In Elizabethan London, Matthew and Diana took in a homeless orphan child named Jack who’d tried to pick their pockets in the street. They gave him a home and treated him as a son, giving custody of him to the noble Percy household to raise when they returned to modern day. They gave Jack miniature portraits of themselves, to remember them by. Fearing for Jack’s safety, Diana made a secret bargain with vampire Father Hubbard to protect the boy, without telling Matthew what she’d done.
The Book of Life
Matthew and Diana’s journey eventually led them to Bohemia, where they discovered Edward Kelley imprisoned in the court of Rudolf II and driven mad by the Book of Life. Kelley had taken the book from Queen Elizabeth’s astronomer Dr Dee, and wanted to use it to find the secret of longevity. Kelley was later greeted by a mysterious vampire known as Benjamin Fuchs, who introduced himself to Diana in Bohemia, and who was later revealed to have sired Father Hubbard.

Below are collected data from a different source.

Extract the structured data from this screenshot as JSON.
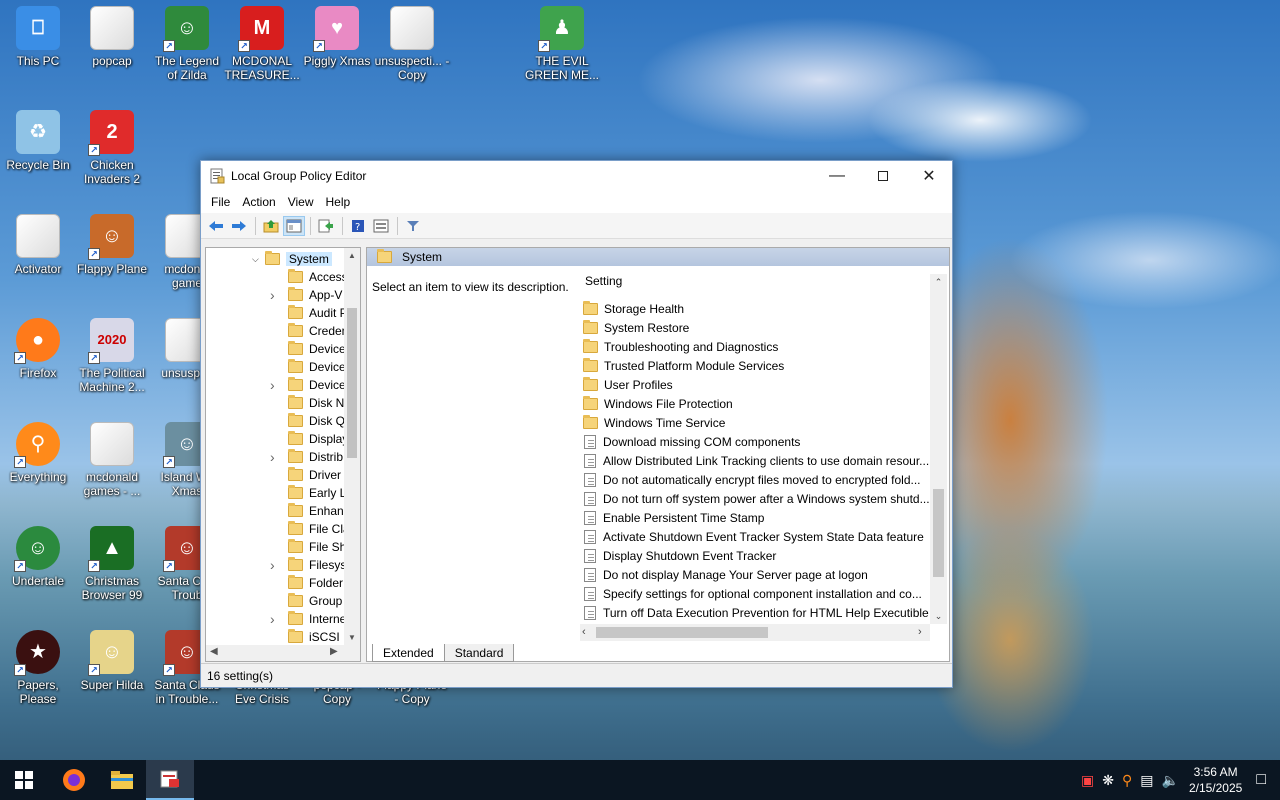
{
  "desktop": {
    "icons": [
      {
        "label": "This PC",
        "icon": "computer-icon",
        "color": "#3a8ee6"
      },
      {
        "label": "popcap",
        "icon": "file-icon",
        "color": "#888888"
      },
      {
        "label": "The Legend of Zilda",
        "icon": "game-icon",
        "color": "#2f8a3c"
      },
      {
        "label": "MCDONAL TREASURE...",
        "icon": "mcdonalds-icon",
        "color": "#d81e1e"
      },
      {
        "label": "Piggly Xmas",
        "icon": "pig-icon",
        "color": "#e98ac4"
      },
      {
        "label": "unsuspecti... - Copy",
        "icon": "file-icon",
        "color": "#cccccc"
      },
      {
        "label": "THE EVIL GREEN ME...",
        "icon": "msn-icon",
        "color": "#3fa34d"
      },
      {
        "label": "Recycle Bin",
        "icon": "recycle-bin-icon",
        "color": "#8fc3e6"
      },
      {
        "label": "Chicken Invaders 2",
        "icon": "chicken-icon",
        "color": "#e02b2b"
      },
      {
        "label": "Activator",
        "icon": "file-icon",
        "color": "#cccccc"
      },
      {
        "label": "Flappy Plane",
        "icon": "game-icon",
        "color": "#c86a2a"
      },
      {
        "label": "mcdonal game",
        "icon": "file-icon",
        "color": "#cccccc"
      },
      {
        "label": "Firefox",
        "icon": "firefox-icon",
        "color": "#ff7a1a"
      },
      {
        "label": "The Political Machine 2...",
        "icon": "political-icon",
        "color": "#d8d8e8"
      },
      {
        "label": "unsuspec",
        "icon": "file-icon",
        "color": "#cccccc"
      },
      {
        "label": "Everything",
        "icon": "search-icon",
        "color": "#ff8a1a"
      },
      {
        "label": "mcdonald games - ...",
        "icon": "file-icon",
        "color": "#cccccc"
      },
      {
        "label": "Island Wa Xmas",
        "icon": "game-icon",
        "color": "#6b8fa0"
      },
      {
        "label": "Undertale",
        "icon": "undertale-icon",
        "color": "#2b8a3e"
      },
      {
        "label": "Christmas Browser 99",
        "icon": "tree-icon",
        "color": "#1a6e24"
      },
      {
        "label": "Santa Cl in Troub",
        "icon": "santa-icon",
        "color": "#b33a2a"
      },
      {
        "label": "Papers, Please",
        "icon": "papers-icon",
        "color": "#3a1010"
      },
      {
        "label": "Super Hilda",
        "icon": "game-icon",
        "color": "#e6d48a"
      },
      {
        "label": "Santa Claus in Trouble...",
        "icon": "santa-icon",
        "color": "#b33a2a"
      },
      {
        "label": "Christmas Eve Crisis",
        "icon": "game-icon",
        "color": "#4a6a8a"
      },
      {
        "label": "popcap - Copy",
        "icon": "file-icon",
        "color": "#cccccc"
      },
      {
        "label": "Flappy Plane - Copy",
        "icon": "game-icon",
        "color": "#c86a2a"
      }
    ]
  },
  "window": {
    "title": "Local Group Policy Editor",
    "menu": [
      "File",
      "Action",
      "View",
      "Help"
    ],
    "tree": {
      "root": "System",
      "items": [
        "Access",
        "App-V",
        "Audit P",
        "Creden",
        "Device",
        "Device",
        "Device",
        "Disk N",
        "Disk Q",
        "Display",
        "Distrib",
        "Driver",
        "Early L",
        "Enhan",
        "File Cla",
        "File Sh",
        "Filesys",
        "Folder",
        "Group",
        "Interne",
        "iSCSI"
      ]
    },
    "panel": {
      "header": "System",
      "description": "Select an item to view its description.",
      "column_header": "Setting",
      "folders": [
        "Storage Health",
        "System Restore",
        "Troubleshooting and Diagnostics",
        "Trusted Platform Module Services",
        "User Profiles",
        "Windows File Protection",
        "Windows Time Service"
      ],
      "settings": [
        "Download missing COM components",
        "Allow Distributed Link Tracking clients to use domain resour...",
        "Do not automatically encrypt files moved to encrypted fold...",
        "Do not turn off system power after a Windows system shutd...",
        "Enable Persistent Time Stamp",
        "Activate Shutdown Event Tracker System State Data feature",
        "Display Shutdown Event Tracker",
        "Do not display Manage Your Server page at logon",
        "Specify settings for optional component installation and co...",
        "Turn off Data Execution Prevention for HTML Help Executible"
      ]
    },
    "tabs": [
      "Extended",
      "Standard"
    ],
    "status": "16 setting(s)"
  },
  "taskbar": {
    "time": "3:56 AM",
    "date": "2/15/2025"
  }
}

When Diana and Matthew discovered Kelley and took the book, Kelley tore out three pages, and one of each was then given to each magical species for safe-keeping. Diana’s father Stephen received the witch page in the modern day, and used his time-spinning power to travel back to the Elizabethan era to find the rest of the book. That’s where Diana met him, having not seen him since she was seven years old, when her parents were killed. Even in possession of the book, Diana couldn’t read it, and decided to return it to Dr Dee so that she would be able to find it again in the 21st century.

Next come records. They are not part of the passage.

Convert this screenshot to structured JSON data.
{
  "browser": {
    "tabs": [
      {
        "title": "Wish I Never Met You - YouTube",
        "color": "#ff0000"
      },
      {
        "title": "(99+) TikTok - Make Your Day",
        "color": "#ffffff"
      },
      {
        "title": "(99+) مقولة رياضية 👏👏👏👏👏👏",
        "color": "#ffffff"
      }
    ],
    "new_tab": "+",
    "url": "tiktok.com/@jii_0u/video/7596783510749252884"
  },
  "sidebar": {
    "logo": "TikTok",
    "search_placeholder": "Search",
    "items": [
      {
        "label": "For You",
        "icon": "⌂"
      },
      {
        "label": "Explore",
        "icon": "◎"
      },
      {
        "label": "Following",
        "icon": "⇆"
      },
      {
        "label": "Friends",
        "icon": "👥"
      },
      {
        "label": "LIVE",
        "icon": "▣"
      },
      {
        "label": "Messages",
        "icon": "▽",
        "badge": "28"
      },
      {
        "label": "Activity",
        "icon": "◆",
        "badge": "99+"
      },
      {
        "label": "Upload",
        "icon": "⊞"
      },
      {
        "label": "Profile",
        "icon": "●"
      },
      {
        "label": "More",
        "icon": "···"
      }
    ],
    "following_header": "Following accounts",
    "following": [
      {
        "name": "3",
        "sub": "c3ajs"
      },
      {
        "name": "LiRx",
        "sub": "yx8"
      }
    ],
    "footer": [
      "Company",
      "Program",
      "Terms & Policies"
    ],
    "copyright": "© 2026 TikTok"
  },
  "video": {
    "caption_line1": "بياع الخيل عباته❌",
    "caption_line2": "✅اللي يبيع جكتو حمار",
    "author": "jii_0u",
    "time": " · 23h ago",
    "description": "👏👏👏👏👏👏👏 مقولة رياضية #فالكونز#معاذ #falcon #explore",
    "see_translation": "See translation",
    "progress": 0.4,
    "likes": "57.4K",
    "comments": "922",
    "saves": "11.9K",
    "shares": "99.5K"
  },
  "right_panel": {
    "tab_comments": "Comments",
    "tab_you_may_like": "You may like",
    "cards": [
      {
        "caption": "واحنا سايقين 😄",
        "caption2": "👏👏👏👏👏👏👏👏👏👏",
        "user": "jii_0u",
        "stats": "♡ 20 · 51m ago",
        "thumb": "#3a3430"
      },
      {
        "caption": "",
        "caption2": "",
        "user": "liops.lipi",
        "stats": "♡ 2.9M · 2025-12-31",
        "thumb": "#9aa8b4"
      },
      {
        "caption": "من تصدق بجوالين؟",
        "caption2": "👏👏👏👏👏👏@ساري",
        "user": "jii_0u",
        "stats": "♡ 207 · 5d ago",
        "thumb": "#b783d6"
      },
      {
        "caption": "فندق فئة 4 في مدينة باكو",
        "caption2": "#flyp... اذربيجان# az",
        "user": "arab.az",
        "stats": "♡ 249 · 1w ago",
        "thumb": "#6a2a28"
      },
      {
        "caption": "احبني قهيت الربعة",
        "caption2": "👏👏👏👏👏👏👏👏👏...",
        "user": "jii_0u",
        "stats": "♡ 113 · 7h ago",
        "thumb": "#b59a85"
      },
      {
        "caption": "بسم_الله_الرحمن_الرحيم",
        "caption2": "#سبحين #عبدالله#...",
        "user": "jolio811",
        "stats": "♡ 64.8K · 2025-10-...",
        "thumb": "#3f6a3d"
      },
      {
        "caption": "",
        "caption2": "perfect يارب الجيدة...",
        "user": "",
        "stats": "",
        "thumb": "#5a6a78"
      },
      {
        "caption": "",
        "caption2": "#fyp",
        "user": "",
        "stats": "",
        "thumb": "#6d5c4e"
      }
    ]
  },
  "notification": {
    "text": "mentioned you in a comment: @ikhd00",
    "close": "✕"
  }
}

Peter Knox, High Magic and the Tragedy of Aunt Em
Peter Knox learned of the existence of baby Margaret – the witch born to daemon parents Nathaniel and Sophie – and promised her grandmother Agatha that the child would soon be taken away to be raised by her own species. He then went to Sept-Tours, where Diana’s aunts and the others were staying for protection against him, in search of the witch page of the Book of Life.
At Sept-Tours, Aunt Emily feared for Diana’s safety, and so broke a solemn promise to Sarah to try to protect their niece. Em experimented with dangerous high magic to communicate with Diana’s dead mother Rebecca. It left her vulnerable to attack by Knox, who killed Emily in the grounds outside Sept-Tours and attacked Marcus. Before she died, Em magically hid the page of the Book he sought, and promised that Diana would unite all creatures against his bigotry and avenge her. The season ended as Diana and Matthew travelled back to Sept-Tours to face the devastation wrought by Knox, now married, and bringing with them new life.
A Discovery of Witches season 3 starts on Friday January 7th on Sky Max, and Saturday January 8th on Sundance Now.